The gun wavered. It visibly lowered a notch from Dimitri’s head to mid chest.
“You are reconsidering my offer!” Chan Lee cheered, beaming. “I knew you would.”
Dimitri frowned, though the man couldn’t see it, but he heard it when Dimitri spoke. “Well?”
The nozzle of the silencer lowered to the ground, and that was all Dimitri needed.
He swung up his own arm. The beam from his flashlight slashed through the dark in a glowing arc and slammed into Chan Lee’s face with deadly accuracy. The man cried out and flung up both arms to shield his wide, brown eyes. He stumbled, hit the glass table behind him and the two crashed to the floor.
Dimitri didn’t wait to see what would happen next. He jammed on his goggles and, as an afterthought, dug out his signature rose from the side compartment of his pack and tossed it down next to the debris before bolting.
In exactly fifteen steps, he was across the room to the terrace doors and out into the crisp night. The rope he’d used to propel himself down swayed in the breeze just inches from the top of his head. He grabbed it and hoisted himself up the side of the building towards the roof, one hand over the other.

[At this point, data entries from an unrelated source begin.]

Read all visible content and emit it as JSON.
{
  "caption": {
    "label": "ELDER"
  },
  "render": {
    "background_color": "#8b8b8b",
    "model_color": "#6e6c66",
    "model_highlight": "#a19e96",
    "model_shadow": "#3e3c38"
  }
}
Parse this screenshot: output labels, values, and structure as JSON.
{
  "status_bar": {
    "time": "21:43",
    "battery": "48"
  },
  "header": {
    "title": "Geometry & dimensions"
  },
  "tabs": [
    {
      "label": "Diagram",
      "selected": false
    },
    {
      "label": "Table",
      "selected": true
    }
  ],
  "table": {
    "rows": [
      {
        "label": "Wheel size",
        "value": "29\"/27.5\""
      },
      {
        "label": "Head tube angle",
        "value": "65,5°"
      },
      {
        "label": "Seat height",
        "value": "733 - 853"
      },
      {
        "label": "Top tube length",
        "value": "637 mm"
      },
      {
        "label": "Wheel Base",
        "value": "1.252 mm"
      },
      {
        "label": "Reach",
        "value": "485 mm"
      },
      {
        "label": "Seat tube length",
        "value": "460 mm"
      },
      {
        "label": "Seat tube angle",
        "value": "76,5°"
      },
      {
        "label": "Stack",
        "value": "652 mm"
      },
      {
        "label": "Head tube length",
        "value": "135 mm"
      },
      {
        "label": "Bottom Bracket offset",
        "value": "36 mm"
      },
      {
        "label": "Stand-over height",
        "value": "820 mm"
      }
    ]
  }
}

Below, he heard the shout of voices, the tinkle of breaking glass, then Chan Lee was there, face a pale ghost in the darkness. He screamed something the wind and distance caught and distorted. Dimitri reached the roof ledge and hauled himself over just as the first bullet whizzed past his left leg. He hit the gravel and rolled, taking the rope with him and blocking Chan Lee’s attempts at following him.
The pops continued, spraying into the night in useless frustration. Dimitri had already cleared the roof to the other side and the second length of rope propelling him down into the alleyway and his escape.
Going down was always easier than climbing up. He practically slid to the bottom, grateful for his gloves and knowing he would need new ones before the night was over.
He hit the pavement with both feet, the sound muffled. He threw glances in all directions, searching through the tint of green for signs of life and finding none. Certain he wasn’t followed, he ripped off the goggles, stuffed them into his pack and raced to the edge between the two buildings. The concrete glistened like an oil slick despite the lack of rain. His boots crunched on broken glass and grit as he reached his parked bike and jumped on. The sound of its engine revving to life splintered the darkness.